Sometimes at night there were such complaints, but this was a first for me — a couple screwing in the hotel swimming pool at five-thirty in the afternoon, in broad daylight, in full view of the Happy Hour customers, who seemed to be enjoying the wet spectacle from the Paradise Lost lanai. I recognized the couple, because at check-in they had asked about renting a motorcycle in Honolulu. While Chen made the phone call, the man had shown me some snapshots of his Harley, the way other people flashed pictures of their children. The woman seemed equally proud of the bike. One of those couples, with unimaginative tattoos, eager for attention, now locked together at the deep end, the woman's back against the far corner of the pool, her white legs encircling him in an animal grip, her heels pressing his hairy back. The man's submerged and rotating buttocks glowed plum blue in the cloud-filled water like a monkey's bum.

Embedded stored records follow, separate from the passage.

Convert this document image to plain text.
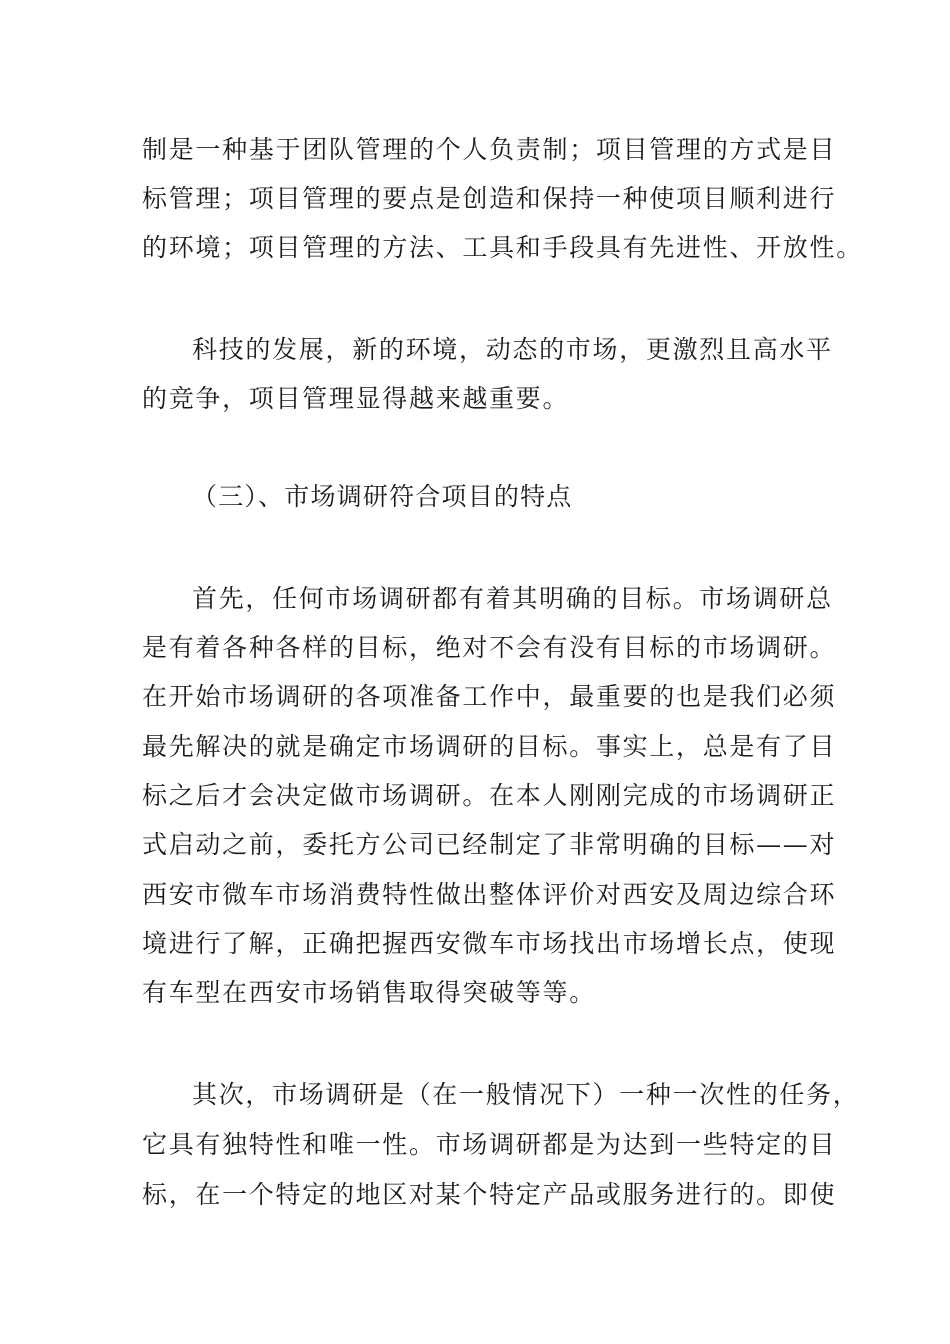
制是一种基于团队管理的个人负责制；项目管理的方式是目
标管理；项目管理的要点是创造和保持一种使项目顺利进行
的环境；项目管理的方法、工具和手段具有先进性、开放性。
科技的发展，新的环境，动态的市场，更激烈且高水平
的竞争，项目管理显得越来越重要。
（三）、市场调研符合项目的特点
首先，任何市场调研都有着其明确的目标。市场调研总
是有着各种各样的目标，绝对不会有没有目标的市场调研。
在开始市场调研的各项准备工作中，最重要的也是我们必须
最先解决的就是确定市场调研的目标。事实上，总是有了目
标之后才会决定做市场调研。在本人刚刚完成的市场调研正
式启动之前，委托方公司已经制定了非常明确的目标——对
西安市微车市场消费特性做出整体评价对西安及周边综合环
境进行了解，正确把握西安微车市场找出市场增长点，使现
有车型在西安市场销售取得突破等等。
其次，市场调研是（在一般情况下）一种一次性的任务，
它具有独特性和唯一性。市场调研都是为达到一些特定的目
标，在一个特定的地区对某个特定产品或服务进行的。即使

"I'm afraid I'm going to have to ask you to go inside," I said.

"You got a problem, pal?" The man was obviously drunk. "Stink-eye" said it all.

"Not me. Blame the Board of Health. You're not in compliance with the guidelines. I have to cite you for health code violations." And before he could interrupt me, I said, "Glass beverage containers are forbidden poolside" — a dozen scattered bottles of Corona beer, most of them empty — "and you're not suitably attired. You need bathing suits."

Disconcerted by my obliqueness, the man said, "How can I do this in a bathing suit?"

"Try it upstairs in your room."

My standing there whistling, fully clothed, with my back turned, supervising Trey as he collected the clinking beer bottles, seemed to make the couple self-conscious. They swore and splashed and went away, wrapped in towels, as the Happy Hour customers hooted and whistled.

Back in my office, I resumed my story. The woman, Monica Thrall, came from Gary, where — maybe she was a nurse? — on buses and commuter trains she had developed the habit of diagnosing the other passengers — observing their eyes, the texture of their skin, their tremulous fingers. As this paragraph took shape, the phone rang.